Marie Cosnay : Je pense que quand le livre commence – on est début 2020 –, c’est déjà très fermé. Ce qui est peut-être un petit peu moins fermé en janvier 2020, c’est la frontière dans laquelle moi je me situe, celle où je vis, c’est-à-dire entre l’Espagne et la France – c’était un peu moins fermé que ça ne l’est aujourd’hui. Mais on commence déjà le chapitre avec une fermeture.

Les personnes qui passent cette frontière, à l’intérieur de l’espace Schengen, à l’intérieur de l’Europe, entre l’Espagne et la France, font comme s’il y avait un déplacement, un avant et un après, alors qu’on sent très bien que la frontière est tellement ancrée dans le temps et dans l’espace, tellement épaisse, tellement longue et tellement durable qu’il n’y a pas vraiment de charnière. La charnière ne s’aperçoit pas comme ça. Et là, pour ouvrir le livre, on fait comme si oui, il y avait une charnière possible, comme s’il y avait un après possible.
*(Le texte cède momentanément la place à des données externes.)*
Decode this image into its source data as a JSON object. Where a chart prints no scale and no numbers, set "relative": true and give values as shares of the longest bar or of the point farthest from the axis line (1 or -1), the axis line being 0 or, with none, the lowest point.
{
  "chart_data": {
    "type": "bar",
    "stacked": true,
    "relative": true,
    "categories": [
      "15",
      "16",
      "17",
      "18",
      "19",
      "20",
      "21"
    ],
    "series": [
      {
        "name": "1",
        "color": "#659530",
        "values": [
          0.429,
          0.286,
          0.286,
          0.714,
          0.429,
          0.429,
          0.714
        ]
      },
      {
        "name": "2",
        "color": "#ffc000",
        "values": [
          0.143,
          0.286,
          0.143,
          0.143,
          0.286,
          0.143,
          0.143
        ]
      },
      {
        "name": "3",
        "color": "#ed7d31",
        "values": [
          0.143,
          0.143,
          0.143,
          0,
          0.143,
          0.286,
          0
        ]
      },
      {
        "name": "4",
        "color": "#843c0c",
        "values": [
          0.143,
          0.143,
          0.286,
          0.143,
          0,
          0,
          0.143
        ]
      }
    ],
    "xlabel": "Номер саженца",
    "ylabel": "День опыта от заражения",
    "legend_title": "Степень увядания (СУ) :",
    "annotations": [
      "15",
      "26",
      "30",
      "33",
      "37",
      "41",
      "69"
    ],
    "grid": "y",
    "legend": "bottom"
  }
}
Voilà une vraie histoire qui m’est arrivée : un couple arrive à cette frontière, passe, et j’ai eu une discussion avec eux. On se promène, et le mari me dit : « Regarde cette femme », il me désigne une femme qui elle aussi vient de passer la frontière. Il me dit : « Tu vois, quand elle était en Espagne – c’est-à-dire 20 kilomètres avant ça –, c’était celui-là qu’elle avait désigné comme le père de son enfant », elle avait un tout petit bébé qui venait de naître. « Et puis là, de l’autre côté de la frontière, c’est un autre qu’elle a choisi comme père. Eh bien, c’est ça aussi la frontière. » Cet exemple que j’ai choisi, et que je n’ai pas du tout envie d’interpréter comme quoi que ce soit autour de la paternité ou de la parentalité, cela veut dire qu’on peut faire comme si quelque chose se passait et se transformait, donc aussi une autonomie et une forme de choix pour cette femme, en l’occurrence de choisir la vie qu’elle voulait. Un passage alors même qu’il n’y en a pas, dans plusieurs sens possibles.
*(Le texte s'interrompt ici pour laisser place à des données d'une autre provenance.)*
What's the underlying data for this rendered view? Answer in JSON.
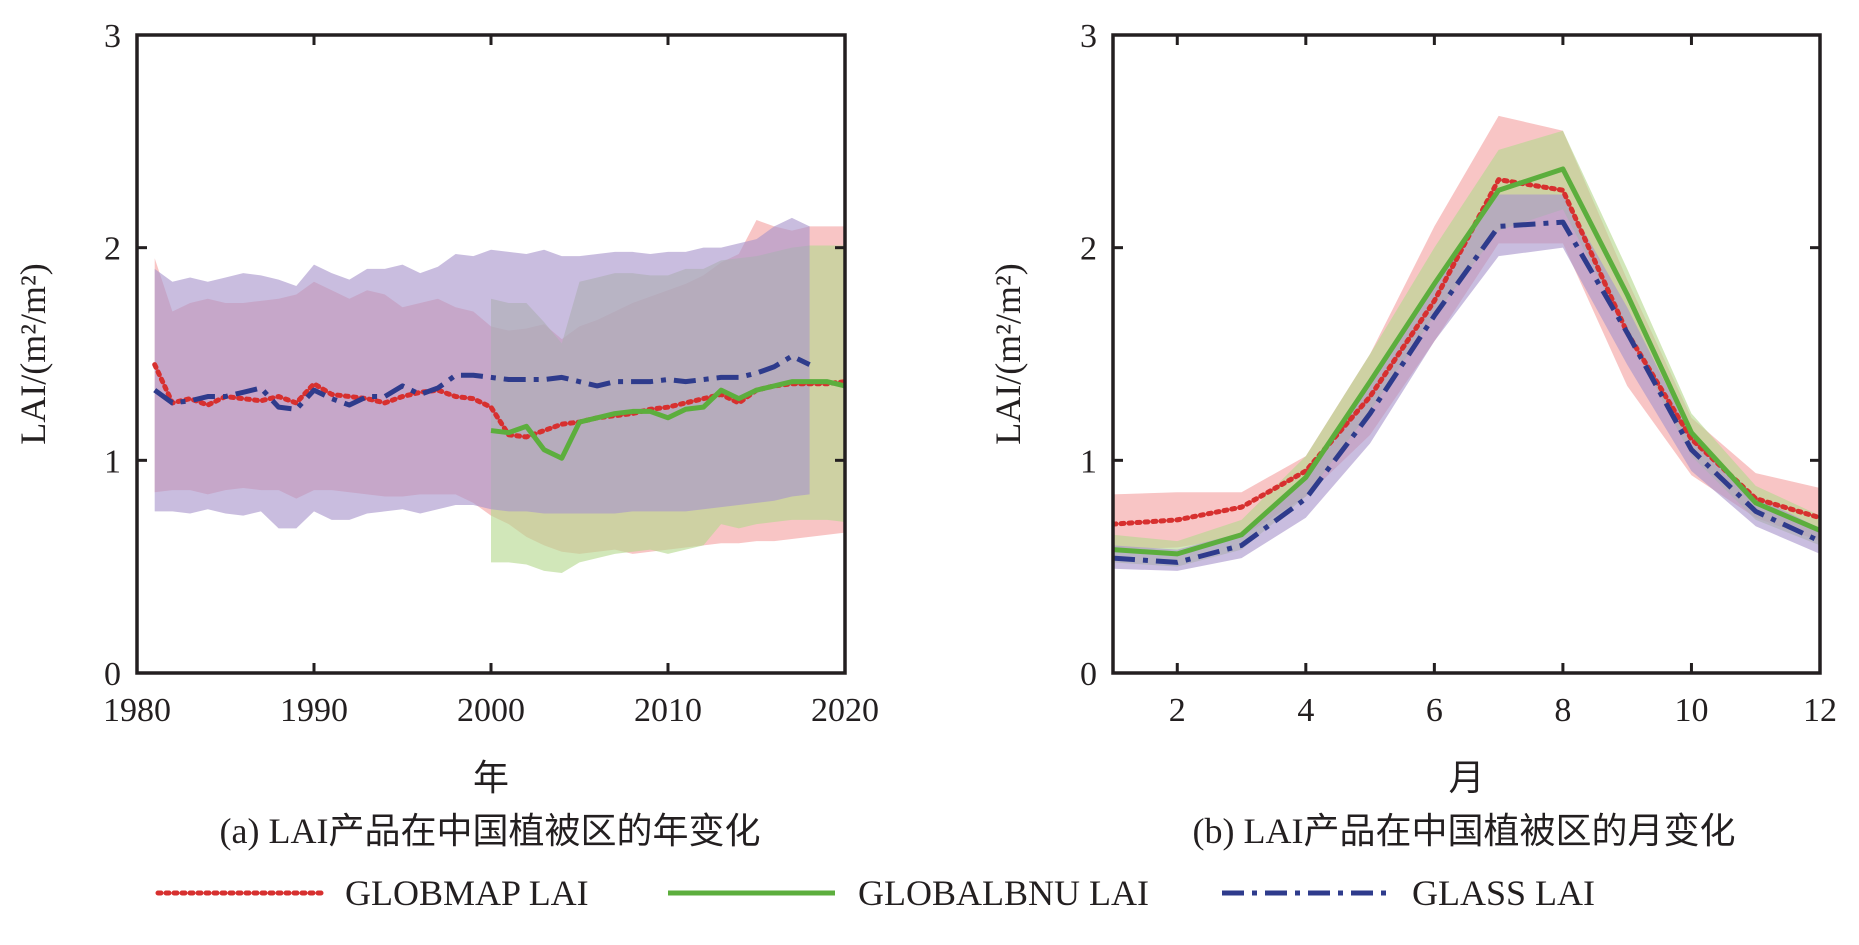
{
  "chart_data": [
    {
      "type": "line",
      "caption": "(a) LAI产品在中国植被区的年变化",
      "xlabel": "年",
      "ylabel": "LAI/(m²/m²)",
      "xlim": [
        1980,
        2020
      ],
      "ylim": [
        0,
        3
      ],
      "xticks": [
        1980,
        1990,
        2000,
        2010,
        2020
      ],
      "yticks": [
        0,
        1,
        2,
        3
      ],
      "grid": false,
      "series": [
        {
          "name": "GLOBMAP LAI",
          "color": "#d7302f",
          "style": "dotted",
          "x": [
            1981,
            1982,
            1983,
            1984,
            1985,
            1986,
            1987,
            1988,
            1989,
            1990,
            1991,
            1992,
            1993,
            1994,
            1995,
            1996,
            1997,
            1998,
            1999,
            2000,
            2001,
            2002,
            2003,
            2004,
            2005,
            2006,
            2007,
            2008,
            2009,
            2010,
            2011,
            2012,
            2013,
            2014,
            2015,
            2016,
            2017,
            2018,
            2019,
            2020
          ],
          "y": [
            1.45,
            1.27,
            1.29,
            1.26,
            1.3,
            1.29,
            1.28,
            1.3,
            1.27,
            1.36,
            1.31,
            1.3,
            1.29,
            1.27,
            1.3,
            1.32,
            1.33,
            1.3,
            1.29,
            1.25,
            1.12,
            1.11,
            1.14,
            1.17,
            1.18,
            1.2,
            1.21,
            1.22,
            1.24,
            1.25,
            1.27,
            1.29,
            1.31,
            1.27,
            1.33,
            1.35,
            1.36,
            1.36,
            1.36,
            1.37
          ],
          "band_upper": [
            1.95,
            1.7,
            1.74,
            1.76,
            1.74,
            1.74,
            1.75,
            1.76,
            1.78,
            1.84,
            1.8,
            1.76,
            1.8,
            1.78,
            1.72,
            1.74,
            1.76,
            1.72,
            1.7,
            1.63,
            1.61,
            1.62,
            1.64,
            1.57,
            1.63,
            1.66,
            1.7,
            1.74,
            1.77,
            1.8,
            1.83,
            1.87,
            1.93,
            1.97,
            2.13,
            2.1,
            2.08,
            2.1,
            2.1,
            2.1
          ],
          "band_lower": [
            0.85,
            0.86,
            0.86,
            0.84,
            0.86,
            0.87,
            0.86,
            0.86,
            0.82,
            0.86,
            0.86,
            0.85,
            0.84,
            0.83,
            0.83,
            0.84,
            0.84,
            0.84,
            0.8,
            0.74,
            0.7,
            0.64,
            0.6,
            0.57,
            0.56,
            0.57,
            0.58,
            0.56,
            0.57,
            0.58,
            0.59,
            0.6,
            0.61,
            0.61,
            0.62,
            0.62,
            0.63,
            0.64,
            0.65,
            0.66
          ]
        },
        {
          "name": "GLOBALBNU LAI",
          "color": "#5cae3d",
          "style": "solid",
          "x": [
            2000,
            2001,
            2002,
            2003,
            2004,
            2005,
            2006,
            2007,
            2008,
            2009,
            2010,
            2011,
            2012,
            2013,
            2014,
            2015,
            2016,
            2017,
            2018,
            2019,
            2020
          ],
          "y": [
            1.14,
            1.13,
            1.16,
            1.05,
            1.01,
            1.18,
            1.2,
            1.22,
            1.23,
            1.23,
            1.2,
            1.24,
            1.25,
            1.33,
            1.29,
            1.33,
            1.35,
            1.37,
            1.37,
            1.37,
            1.35
          ],
          "band_upper": [
            1.76,
            1.74,
            1.74,
            1.65,
            1.55,
            1.84,
            1.86,
            1.88,
            1.88,
            1.87,
            1.87,
            1.9,
            1.9,
            1.94,
            1.95,
            1.96,
            1.98,
            2.0,
            2.01,
            2.01,
            2.01
          ],
          "band_lower": [
            0.52,
            0.52,
            0.51,
            0.48,
            0.47,
            0.52,
            0.54,
            0.56,
            0.57,
            0.58,
            0.56,
            0.58,
            0.6,
            0.7,
            0.68,
            0.7,
            0.71,
            0.72,
            0.72,
            0.72,
            0.71
          ]
        },
        {
          "name": "GLASS LAI",
          "color": "#2e3b8c",
          "style": "dashdot",
          "x": [
            1981,
            1982,
            1983,
            1984,
            1985,
            1986,
            1987,
            1988,
            1989,
            1990,
            1991,
            1992,
            1993,
            1994,
            1995,
            1996,
            1997,
            1998,
            1999,
            2000,
            2001,
            2002,
            2003,
            2004,
            2005,
            2006,
            2007,
            2008,
            2009,
            2010,
            2011,
            2012,
            2013,
            2014,
            2015,
            2016,
            2017,
            2018
          ],
          "y": [
            1.33,
            1.27,
            1.28,
            1.3,
            1.3,
            1.32,
            1.34,
            1.25,
            1.24,
            1.33,
            1.29,
            1.26,
            1.3,
            1.3,
            1.35,
            1.31,
            1.34,
            1.4,
            1.4,
            1.39,
            1.38,
            1.38,
            1.38,
            1.39,
            1.37,
            1.35,
            1.37,
            1.37,
            1.37,
            1.38,
            1.37,
            1.38,
            1.39,
            1.39,
            1.41,
            1.44,
            1.49,
            1.45
          ],
          "band_upper": [
            1.9,
            1.84,
            1.86,
            1.84,
            1.86,
            1.88,
            1.87,
            1.85,
            1.82,
            1.92,
            1.88,
            1.85,
            1.9,
            1.9,
            1.92,
            1.88,
            1.91,
            1.97,
            1.96,
            1.99,
            1.98,
            1.97,
            1.99,
            1.96,
            1.96,
            1.97,
            1.98,
            1.98,
            1.97,
            1.98,
            1.98,
            2.0,
            2.0,
            2.02,
            2.04,
            2.1,
            2.14,
            2.1
          ],
          "band_lower": [
            0.76,
            0.76,
            0.75,
            0.77,
            0.75,
            0.74,
            0.76,
            0.68,
            0.68,
            0.76,
            0.72,
            0.72,
            0.75,
            0.76,
            0.77,
            0.75,
            0.77,
            0.79,
            0.79,
            0.77,
            0.76,
            0.76,
            0.75,
            0.75,
            0.75,
            0.75,
            0.75,
            0.76,
            0.76,
            0.76,
            0.76,
            0.77,
            0.78,
            0.79,
            0.8,
            0.81,
            0.83,
            0.84
          ]
        }
      ]
    },
    {
      "type": "line",
      "caption": "(b) LAI产品在中国植被区的月变化",
      "xlabel": "月",
      "ylabel": "LAI/(m²/m²)",
      "xlim": [
        1,
        12
      ],
      "ylim": [
        0,
        3
      ],
      "xticks": [
        2,
        4,
        6,
        8,
        10,
        12
      ],
      "yticks": [
        0,
        1,
        2,
        3
      ],
      "grid": false,
      "series": [
        {
          "name": "GLOBMAP LAI",
          "color": "#d7302f",
          "style": "dotted",
          "x": [
            1,
            2,
            3,
            4,
            5,
            6,
            7,
            8,
            9,
            10,
            11,
            12
          ],
          "y": [
            0.7,
            0.72,
            0.78,
            0.95,
            1.3,
            1.75,
            2.32,
            2.27,
            1.6,
            1.1,
            0.82,
            0.73
          ],
          "band_upper": [
            0.84,
            0.85,
            0.85,
            1.02,
            1.5,
            2.1,
            2.62,
            2.55,
            1.85,
            1.2,
            0.94,
            0.87
          ],
          "band_lower": [
            0.58,
            0.59,
            0.64,
            0.83,
            1.12,
            1.56,
            2.02,
            2.02,
            1.35,
            0.93,
            0.73,
            0.62
          ]
        },
        {
          "name": "GLOBALBNU LAI",
          "color": "#5cae3d",
          "style": "solid",
          "x": [
            1,
            2,
            3,
            4,
            5,
            6,
            7,
            8,
            9,
            10,
            11,
            12
          ],
          "y": [
            0.58,
            0.56,
            0.65,
            0.92,
            1.37,
            1.83,
            2.27,
            2.37,
            1.78,
            1.13,
            0.8,
            0.67
          ],
          "band_upper": [
            0.65,
            0.62,
            0.72,
            1.02,
            1.5,
            2.0,
            2.46,
            2.55,
            1.9,
            1.22,
            0.88,
            0.74
          ],
          "band_lower": [
            0.52,
            0.5,
            0.58,
            0.83,
            1.23,
            1.68,
            2.08,
            2.18,
            1.6,
            1.02,
            0.72,
            0.6
          ]
        },
        {
          "name": "GLASS LAI",
          "color": "#2e3b8c",
          "style": "dashdot",
          "x": [
            1,
            2,
            3,
            4,
            5,
            6,
            7,
            8,
            9,
            10,
            11,
            12
          ],
          "y": [
            0.54,
            0.52,
            0.6,
            0.82,
            1.22,
            1.68,
            2.1,
            2.12,
            1.6,
            1.05,
            0.76,
            0.62
          ],
          "band_upper": [
            0.6,
            0.58,
            0.66,
            0.91,
            1.35,
            1.82,
            2.25,
            2.25,
            1.72,
            1.12,
            0.83,
            0.68
          ],
          "band_lower": [
            0.49,
            0.48,
            0.54,
            0.73,
            1.08,
            1.56,
            1.96,
            2.0,
            1.45,
            0.95,
            0.69,
            0.56
          ]
        }
      ]
    }
  ],
  "legend": {
    "placement": "bottom",
    "items": [
      {
        "label": "GLOBMAP LAI",
        "color": "#d7302f",
        "style": "dotted"
      },
      {
        "label": "GLOBALBNU LAI",
        "color": "#5cae3d",
        "style": "solid"
      },
      {
        "label": "GLASS LAI",
        "color": "#2e3b8c",
        "style": "dashdot"
      }
    ]
  },
  "band_colors": {
    "GLOBMAP LAI": "#f4a2a2",
    "GLOBALBNU LAI": "#b5d98e",
    "GLASS LAI": "#a895cc"
  }
}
M.P-B : D’emblée, s’il est question dans ce livre d’exil et de frontières, c’est pour souligner combien celles-ci sont dispersées, éclatées, perturbées. Chaque chapitre s’ouvre par la désignation d’une série de lieux, dont l’énumération forme un labyrinthe : « À Bayonne dans un café, sur le pont de Behobia, à Artea, en Biscaye, à Bayonne sur les ports de la Dour, et de là, en Guinée, en Mauritanie, au Sahara occidental, à Tanger, en Adore mais aussi en Afghanistan, en Allemagne, en Turquie et enfin à Toulouse. »

M.C. : De l’entendre comme tu le dis là, je me dis que c’est tout ça, dans une journée, qui tient de manière très simple. Ce sont les conversations WhatsApp qui tiennent le monde. Qui tiennent Toulouse et Dakhla, Irun et Laâyoun et Tanger. Les nouvelles de ces empêchements et de ces besoins de conseils pour avancer de quelques villes ou de quelques kilomètres, dans une journée, c’est tout ça en même temps. C’est peut-être pour ça aussi que la fatigue est immense. Pas la mienne, celle de tout le monde.

M.P-B : Cette fatigue partagée trouve pourtant à se concentrer, à cristalliser ou à diffuser autour des îles désignées par le titre, et dont le livre propose une cartographie afin que l’on puisse situer sur une carte ces noms que l’on connaît : Lesbos, les Canaries, Lampedusa. Les îles, ce sont d’abord littéralement ces lieux où la politique de l’Europe en matière de frontières se concentre, se réunit, devient plus intense dans la violence qu’elle exerce sur les personnes et sur les vies.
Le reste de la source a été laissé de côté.